La scène suivante est des plus courantes :
– Tu ne finis pas ton assiette ?
– Non, c’est pas bon les épinards !
– Ne dis pas que ce n’est pas bon, dis que tu n’aimes pas.
En revanche il est est beaucoup plus rare d’assister à l’échange qui suit :
– Tu as déjà finis ton assiette ?
– Oui, il est trop bon ce gâteau au chocolat.
– Ne dis pas que c’est bon, dis que tu aimes.
Parents qui me lisez, comment pouvez vous espérer inculquer à votre progéniture la distinction des propriétés objectives et des propriétés subjectives, si vous ne reprenez pas systématiquement vos enfants lorsqu’ils s’expriment d’une manière philosophiquement fautive. Si vous pensez devoir les corriger quand ils disent « ce n’est pas bon » vous devriez aussi les reprendre quand ils disent « c’est bon ».
Je prévois l’objection : ce qui importe aux parents, ce n’est pas de faire maîtriser à leurs enfants une distinction philosophique, mais de bannir une tournure d’expression qui est blessante pour la personne qui a préparé le repas.
A quoi on pourrait répondre de deux manières différentes.
- En faisant valoir la formule de Beaumarchais dont le Figaro a fait sa devise.
2. En faisant valoir que l’expression « c’est bon » peut elle même être blessante, non pas pour la personne qui a préparé le repas, mais pour ceux qui ne l’ont pas aimé.

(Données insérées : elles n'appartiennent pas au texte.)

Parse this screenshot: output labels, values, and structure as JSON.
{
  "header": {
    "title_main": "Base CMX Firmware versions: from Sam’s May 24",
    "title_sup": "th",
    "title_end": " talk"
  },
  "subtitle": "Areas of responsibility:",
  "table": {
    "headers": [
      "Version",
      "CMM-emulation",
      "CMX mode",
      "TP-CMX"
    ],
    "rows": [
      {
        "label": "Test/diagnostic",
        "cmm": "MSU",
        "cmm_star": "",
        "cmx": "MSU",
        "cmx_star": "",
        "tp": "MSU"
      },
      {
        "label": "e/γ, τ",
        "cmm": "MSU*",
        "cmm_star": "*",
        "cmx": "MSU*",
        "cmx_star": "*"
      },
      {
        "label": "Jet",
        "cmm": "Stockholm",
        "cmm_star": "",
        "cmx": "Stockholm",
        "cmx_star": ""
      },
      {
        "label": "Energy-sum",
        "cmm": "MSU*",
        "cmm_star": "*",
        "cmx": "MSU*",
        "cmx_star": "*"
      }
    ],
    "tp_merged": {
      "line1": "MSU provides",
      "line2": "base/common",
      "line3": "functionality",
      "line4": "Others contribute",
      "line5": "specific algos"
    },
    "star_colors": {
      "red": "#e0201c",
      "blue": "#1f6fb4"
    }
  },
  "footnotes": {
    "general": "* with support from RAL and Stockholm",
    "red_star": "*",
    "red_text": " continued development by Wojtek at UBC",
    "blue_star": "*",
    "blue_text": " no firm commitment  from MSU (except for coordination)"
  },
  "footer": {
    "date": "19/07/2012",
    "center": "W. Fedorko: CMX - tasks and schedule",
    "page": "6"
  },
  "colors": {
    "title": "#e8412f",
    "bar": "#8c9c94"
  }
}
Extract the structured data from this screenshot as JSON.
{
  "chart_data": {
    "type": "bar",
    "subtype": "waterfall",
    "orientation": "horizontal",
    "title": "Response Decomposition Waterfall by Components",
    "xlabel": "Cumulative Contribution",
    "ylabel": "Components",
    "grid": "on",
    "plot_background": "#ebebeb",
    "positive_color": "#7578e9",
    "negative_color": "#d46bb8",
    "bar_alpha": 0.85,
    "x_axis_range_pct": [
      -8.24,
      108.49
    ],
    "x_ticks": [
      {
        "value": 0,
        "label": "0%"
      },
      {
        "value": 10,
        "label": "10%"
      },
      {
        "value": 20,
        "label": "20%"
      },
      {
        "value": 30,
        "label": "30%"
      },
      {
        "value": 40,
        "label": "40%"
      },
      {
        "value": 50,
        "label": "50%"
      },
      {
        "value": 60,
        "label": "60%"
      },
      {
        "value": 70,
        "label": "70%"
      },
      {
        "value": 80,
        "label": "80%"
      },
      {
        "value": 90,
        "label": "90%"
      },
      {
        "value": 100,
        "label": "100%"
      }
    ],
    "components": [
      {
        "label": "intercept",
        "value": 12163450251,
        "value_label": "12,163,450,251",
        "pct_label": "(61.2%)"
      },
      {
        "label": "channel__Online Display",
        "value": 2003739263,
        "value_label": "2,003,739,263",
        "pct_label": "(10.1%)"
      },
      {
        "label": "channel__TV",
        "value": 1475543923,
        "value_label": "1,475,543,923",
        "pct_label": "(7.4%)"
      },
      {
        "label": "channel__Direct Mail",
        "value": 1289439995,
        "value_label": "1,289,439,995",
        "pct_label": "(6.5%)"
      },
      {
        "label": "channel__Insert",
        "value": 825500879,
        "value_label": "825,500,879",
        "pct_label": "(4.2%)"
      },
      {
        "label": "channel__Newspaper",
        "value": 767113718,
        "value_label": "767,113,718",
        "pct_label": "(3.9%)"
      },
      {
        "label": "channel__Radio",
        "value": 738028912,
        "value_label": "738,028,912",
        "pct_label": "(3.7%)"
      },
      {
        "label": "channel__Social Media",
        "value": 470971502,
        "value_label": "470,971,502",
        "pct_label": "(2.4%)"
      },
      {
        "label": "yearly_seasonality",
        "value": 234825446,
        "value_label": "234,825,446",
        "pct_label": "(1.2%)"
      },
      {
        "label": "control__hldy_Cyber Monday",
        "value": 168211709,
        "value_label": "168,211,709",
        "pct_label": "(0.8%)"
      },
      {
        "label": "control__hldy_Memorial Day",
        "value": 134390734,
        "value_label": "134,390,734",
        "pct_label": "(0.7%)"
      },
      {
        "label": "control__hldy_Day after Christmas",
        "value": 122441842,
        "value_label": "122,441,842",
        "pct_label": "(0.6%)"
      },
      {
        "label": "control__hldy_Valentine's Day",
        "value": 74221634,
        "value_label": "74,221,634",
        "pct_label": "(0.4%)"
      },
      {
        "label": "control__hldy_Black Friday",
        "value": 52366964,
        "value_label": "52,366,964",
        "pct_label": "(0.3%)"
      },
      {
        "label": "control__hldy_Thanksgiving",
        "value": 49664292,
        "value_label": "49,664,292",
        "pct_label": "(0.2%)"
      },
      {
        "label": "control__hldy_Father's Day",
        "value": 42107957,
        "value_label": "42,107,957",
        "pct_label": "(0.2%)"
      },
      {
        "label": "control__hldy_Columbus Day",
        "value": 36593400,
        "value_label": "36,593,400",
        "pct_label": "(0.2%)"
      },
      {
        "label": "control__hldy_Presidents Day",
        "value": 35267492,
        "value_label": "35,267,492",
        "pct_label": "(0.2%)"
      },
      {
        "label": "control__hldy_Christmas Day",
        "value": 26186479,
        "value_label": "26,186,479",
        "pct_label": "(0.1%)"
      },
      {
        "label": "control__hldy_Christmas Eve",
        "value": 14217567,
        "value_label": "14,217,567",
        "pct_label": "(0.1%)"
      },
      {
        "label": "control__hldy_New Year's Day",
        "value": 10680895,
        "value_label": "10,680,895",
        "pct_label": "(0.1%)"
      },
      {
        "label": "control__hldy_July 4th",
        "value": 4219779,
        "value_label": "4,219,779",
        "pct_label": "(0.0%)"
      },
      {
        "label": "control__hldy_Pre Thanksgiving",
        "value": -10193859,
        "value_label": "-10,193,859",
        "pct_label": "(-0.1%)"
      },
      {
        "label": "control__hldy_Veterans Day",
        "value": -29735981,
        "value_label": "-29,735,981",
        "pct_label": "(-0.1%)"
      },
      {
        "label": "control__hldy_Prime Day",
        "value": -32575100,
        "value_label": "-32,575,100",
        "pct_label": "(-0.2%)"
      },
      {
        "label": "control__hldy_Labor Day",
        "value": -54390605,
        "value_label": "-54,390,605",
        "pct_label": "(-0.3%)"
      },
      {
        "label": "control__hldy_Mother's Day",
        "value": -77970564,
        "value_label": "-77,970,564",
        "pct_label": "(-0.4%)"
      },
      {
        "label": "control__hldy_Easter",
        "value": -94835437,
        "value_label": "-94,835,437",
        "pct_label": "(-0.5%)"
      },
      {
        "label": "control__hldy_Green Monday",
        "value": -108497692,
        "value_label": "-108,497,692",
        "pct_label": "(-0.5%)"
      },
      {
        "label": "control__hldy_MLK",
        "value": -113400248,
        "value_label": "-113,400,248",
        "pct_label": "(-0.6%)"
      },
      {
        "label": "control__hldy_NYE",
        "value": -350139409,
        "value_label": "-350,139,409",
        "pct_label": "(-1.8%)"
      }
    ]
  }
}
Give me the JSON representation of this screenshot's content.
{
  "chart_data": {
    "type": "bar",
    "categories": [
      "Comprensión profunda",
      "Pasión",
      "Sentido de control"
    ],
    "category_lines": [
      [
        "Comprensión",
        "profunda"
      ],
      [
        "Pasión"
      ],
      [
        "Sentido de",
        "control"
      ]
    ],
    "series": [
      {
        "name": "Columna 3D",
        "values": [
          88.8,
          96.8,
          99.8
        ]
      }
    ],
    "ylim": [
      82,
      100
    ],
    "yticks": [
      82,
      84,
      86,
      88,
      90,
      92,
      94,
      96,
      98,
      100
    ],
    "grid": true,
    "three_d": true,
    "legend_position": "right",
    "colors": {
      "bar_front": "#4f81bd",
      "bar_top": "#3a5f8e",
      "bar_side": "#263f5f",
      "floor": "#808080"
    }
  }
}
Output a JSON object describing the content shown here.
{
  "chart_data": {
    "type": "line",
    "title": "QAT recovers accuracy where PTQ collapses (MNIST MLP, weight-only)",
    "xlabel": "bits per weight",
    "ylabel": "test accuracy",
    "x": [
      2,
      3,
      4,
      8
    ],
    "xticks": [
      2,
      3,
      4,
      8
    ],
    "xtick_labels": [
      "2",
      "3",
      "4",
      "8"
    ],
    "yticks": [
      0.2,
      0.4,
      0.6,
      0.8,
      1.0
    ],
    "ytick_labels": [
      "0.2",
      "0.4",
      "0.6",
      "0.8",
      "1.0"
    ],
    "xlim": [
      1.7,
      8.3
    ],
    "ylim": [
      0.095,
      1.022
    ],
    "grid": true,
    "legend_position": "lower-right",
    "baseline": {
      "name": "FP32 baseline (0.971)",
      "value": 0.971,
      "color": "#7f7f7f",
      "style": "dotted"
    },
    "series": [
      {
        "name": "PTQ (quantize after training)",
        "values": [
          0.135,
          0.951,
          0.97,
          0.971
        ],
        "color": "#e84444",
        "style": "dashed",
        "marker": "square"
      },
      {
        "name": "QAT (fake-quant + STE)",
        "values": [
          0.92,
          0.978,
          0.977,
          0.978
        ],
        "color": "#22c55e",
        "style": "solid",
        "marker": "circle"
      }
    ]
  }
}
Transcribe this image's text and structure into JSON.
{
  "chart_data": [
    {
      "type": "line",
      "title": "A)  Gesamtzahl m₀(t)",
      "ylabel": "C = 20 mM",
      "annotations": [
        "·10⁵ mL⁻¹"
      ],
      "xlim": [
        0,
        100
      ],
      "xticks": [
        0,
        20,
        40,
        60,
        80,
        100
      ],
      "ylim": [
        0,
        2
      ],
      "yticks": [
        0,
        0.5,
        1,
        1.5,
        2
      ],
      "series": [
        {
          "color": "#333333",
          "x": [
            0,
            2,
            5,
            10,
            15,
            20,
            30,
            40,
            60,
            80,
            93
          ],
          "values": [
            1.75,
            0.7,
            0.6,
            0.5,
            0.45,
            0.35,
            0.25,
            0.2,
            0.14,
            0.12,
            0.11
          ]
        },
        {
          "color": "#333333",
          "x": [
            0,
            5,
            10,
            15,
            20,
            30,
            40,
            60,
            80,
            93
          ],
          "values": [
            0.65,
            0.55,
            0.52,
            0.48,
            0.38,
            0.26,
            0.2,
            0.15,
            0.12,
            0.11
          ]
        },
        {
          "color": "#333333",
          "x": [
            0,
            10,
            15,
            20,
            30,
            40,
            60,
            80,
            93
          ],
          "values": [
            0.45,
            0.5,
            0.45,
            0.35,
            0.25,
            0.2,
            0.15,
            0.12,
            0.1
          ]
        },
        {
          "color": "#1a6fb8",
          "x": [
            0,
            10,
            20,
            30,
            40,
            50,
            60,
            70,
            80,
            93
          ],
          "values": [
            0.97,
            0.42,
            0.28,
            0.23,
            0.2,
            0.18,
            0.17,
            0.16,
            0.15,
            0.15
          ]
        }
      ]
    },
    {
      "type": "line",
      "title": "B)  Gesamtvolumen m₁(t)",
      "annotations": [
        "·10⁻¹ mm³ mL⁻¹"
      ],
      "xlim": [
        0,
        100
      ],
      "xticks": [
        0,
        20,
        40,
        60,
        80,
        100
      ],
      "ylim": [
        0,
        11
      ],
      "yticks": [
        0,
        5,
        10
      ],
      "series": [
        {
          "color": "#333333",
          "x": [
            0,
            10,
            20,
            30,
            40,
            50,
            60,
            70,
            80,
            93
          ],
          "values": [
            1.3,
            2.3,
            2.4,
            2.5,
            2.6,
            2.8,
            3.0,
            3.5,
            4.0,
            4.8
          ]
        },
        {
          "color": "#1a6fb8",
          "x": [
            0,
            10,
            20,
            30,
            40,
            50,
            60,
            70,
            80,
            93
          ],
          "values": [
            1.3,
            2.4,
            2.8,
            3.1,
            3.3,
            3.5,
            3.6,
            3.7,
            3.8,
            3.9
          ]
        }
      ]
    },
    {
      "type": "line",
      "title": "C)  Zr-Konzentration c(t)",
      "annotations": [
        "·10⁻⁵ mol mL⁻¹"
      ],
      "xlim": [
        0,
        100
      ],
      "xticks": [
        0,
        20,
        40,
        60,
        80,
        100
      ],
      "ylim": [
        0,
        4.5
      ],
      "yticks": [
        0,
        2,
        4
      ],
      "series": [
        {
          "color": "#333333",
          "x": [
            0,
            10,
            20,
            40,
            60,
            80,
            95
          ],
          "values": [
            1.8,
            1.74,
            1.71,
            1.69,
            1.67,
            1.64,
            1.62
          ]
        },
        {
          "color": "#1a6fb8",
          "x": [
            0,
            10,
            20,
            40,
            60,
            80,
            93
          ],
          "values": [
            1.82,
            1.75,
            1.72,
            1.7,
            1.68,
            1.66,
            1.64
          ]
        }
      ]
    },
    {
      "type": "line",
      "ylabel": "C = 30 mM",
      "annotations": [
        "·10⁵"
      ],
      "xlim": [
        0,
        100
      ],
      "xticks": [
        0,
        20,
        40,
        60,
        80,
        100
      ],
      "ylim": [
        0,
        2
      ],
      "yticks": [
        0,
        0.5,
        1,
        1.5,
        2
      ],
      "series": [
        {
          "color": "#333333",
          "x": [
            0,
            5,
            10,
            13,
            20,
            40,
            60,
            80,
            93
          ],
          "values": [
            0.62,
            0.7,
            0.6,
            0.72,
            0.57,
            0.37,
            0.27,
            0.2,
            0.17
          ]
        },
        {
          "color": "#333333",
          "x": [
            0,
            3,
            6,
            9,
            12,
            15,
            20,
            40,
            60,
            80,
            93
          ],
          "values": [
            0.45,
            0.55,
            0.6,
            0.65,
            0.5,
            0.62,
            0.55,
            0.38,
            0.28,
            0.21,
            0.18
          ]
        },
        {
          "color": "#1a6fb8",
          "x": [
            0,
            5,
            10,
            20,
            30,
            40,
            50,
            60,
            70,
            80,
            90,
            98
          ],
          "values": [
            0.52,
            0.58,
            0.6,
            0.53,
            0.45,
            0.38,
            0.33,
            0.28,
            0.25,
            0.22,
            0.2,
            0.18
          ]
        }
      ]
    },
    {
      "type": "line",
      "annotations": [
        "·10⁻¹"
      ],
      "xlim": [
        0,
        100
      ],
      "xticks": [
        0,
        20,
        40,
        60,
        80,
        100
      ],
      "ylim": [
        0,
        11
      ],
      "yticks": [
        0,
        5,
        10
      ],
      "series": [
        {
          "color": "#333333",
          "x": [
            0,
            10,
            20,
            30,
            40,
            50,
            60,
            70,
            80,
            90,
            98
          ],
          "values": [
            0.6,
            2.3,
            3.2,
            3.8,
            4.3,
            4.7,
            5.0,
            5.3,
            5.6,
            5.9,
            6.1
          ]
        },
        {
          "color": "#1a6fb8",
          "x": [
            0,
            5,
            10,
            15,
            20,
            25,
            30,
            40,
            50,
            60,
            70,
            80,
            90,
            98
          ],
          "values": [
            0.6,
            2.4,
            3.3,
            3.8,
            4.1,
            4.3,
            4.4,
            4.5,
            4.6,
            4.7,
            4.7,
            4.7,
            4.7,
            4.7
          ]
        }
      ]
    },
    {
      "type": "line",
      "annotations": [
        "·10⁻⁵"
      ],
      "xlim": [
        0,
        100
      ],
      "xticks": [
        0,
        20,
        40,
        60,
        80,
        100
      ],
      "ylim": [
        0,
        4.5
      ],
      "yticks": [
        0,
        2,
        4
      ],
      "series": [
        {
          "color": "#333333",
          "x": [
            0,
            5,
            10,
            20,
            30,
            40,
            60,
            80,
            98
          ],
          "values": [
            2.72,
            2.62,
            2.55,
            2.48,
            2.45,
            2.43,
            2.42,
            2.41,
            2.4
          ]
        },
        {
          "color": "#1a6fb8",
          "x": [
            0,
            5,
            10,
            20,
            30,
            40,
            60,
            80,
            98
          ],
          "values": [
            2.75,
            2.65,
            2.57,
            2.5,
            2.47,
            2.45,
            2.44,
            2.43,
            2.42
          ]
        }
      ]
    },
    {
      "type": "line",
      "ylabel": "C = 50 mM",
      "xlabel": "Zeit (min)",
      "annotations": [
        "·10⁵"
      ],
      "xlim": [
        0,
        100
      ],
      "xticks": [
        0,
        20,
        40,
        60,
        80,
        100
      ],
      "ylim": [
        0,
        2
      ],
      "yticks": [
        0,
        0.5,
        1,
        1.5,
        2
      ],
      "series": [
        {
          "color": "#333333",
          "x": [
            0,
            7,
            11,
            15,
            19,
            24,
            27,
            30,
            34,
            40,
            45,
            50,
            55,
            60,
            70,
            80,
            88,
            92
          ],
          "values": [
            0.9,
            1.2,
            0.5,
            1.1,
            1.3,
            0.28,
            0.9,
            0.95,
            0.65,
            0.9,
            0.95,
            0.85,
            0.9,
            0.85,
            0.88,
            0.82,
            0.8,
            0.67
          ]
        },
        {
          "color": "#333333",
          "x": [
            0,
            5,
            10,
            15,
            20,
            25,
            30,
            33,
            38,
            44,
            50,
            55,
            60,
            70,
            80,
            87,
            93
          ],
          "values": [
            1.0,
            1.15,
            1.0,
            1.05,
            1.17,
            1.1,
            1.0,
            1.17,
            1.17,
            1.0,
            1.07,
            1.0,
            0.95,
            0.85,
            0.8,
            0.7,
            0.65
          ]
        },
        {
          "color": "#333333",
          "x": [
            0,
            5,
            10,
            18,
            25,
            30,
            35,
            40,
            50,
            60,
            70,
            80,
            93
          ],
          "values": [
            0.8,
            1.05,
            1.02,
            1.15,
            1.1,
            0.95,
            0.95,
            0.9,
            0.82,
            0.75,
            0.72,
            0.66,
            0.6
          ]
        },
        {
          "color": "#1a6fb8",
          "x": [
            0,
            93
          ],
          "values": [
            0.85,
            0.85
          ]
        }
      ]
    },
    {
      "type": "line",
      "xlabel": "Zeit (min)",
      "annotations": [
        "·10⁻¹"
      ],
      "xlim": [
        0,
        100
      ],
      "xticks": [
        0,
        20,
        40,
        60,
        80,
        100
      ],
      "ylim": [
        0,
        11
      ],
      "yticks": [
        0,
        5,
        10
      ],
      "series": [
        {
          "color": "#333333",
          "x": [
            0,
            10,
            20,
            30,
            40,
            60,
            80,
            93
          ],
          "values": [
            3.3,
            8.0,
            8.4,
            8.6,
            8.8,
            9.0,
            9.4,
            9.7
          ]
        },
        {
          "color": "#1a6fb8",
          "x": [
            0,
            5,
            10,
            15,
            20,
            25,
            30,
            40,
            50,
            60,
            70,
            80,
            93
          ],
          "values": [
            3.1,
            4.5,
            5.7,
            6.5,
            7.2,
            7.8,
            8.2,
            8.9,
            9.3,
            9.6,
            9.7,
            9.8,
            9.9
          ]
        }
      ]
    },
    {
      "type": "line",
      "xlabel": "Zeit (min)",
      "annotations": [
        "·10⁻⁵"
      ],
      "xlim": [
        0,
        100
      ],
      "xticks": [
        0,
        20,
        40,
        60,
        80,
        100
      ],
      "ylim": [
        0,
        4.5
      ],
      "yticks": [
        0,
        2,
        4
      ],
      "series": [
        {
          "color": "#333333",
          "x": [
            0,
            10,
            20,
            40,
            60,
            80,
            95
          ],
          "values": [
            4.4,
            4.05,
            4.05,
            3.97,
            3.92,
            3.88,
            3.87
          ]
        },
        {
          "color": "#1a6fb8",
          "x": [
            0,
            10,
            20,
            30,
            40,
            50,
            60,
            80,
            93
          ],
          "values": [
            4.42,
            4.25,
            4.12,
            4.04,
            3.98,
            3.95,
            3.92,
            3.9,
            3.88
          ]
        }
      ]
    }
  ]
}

Dire « c’est bon », c’est suggérer que ceux qui n’aiment pas ont mauvais goût, ont une sensibilité déficiente. Voilà une violence symbolique de moins en moins supportable à mesure que triomphe l’universelle chouinerie.
Le sens commun est peut-être réaliste : « tu n’aimes pas » veut dire alors « tu ne sais pas apprécier » ; quand l’enfant dit que le gâteau est bon, on n’a rien à lui dire puisque cette fois il sait apprécier le bon.
Oui, mais pourquoi n’arriverait-il jamais qu’une personne aime ce qui ne le mérite pas ? et si cela arrive pourquoi ne le signale-t-on pas comme on signale à une personne qu’elle ne sait pas apprécier ce qui est bon ?
Je ne suis pas sûr de comprendre votre objection. Excusez-moi si ce qui suit n’est pas adapté.
Quand quelqu’un aime quelque chose qui n’est pas bon, n’est-ce pas ordinaire de lui dire que c’est par inexpérience des choses réellement bonnes (qu’il s’agisse d’un film ou d’un vin) qu’il trouve bonne la chose en question ? On le dit aussi aux enfants : » Tu verras, quand tu auras goûté à ce gâteau, tu te rendras compte que l’autre en réalité n’est pas bon. » C’est ainsi que se fait l’éducation du goût par découverte progressive de la valeur réelle des choses.
Ce n’était pas une objection.Je voulais juste faire remarquer qu’il y a une asymétrie dans les usages de correction du jugement des enfants (on reprend le plutôt le c »‘est pas bon » que le « c’est bon ». Mais comme vous le signalez, il serait abusif de dire qu’on ne fait tempère jamais l’enthousiasme enfantin en la matière.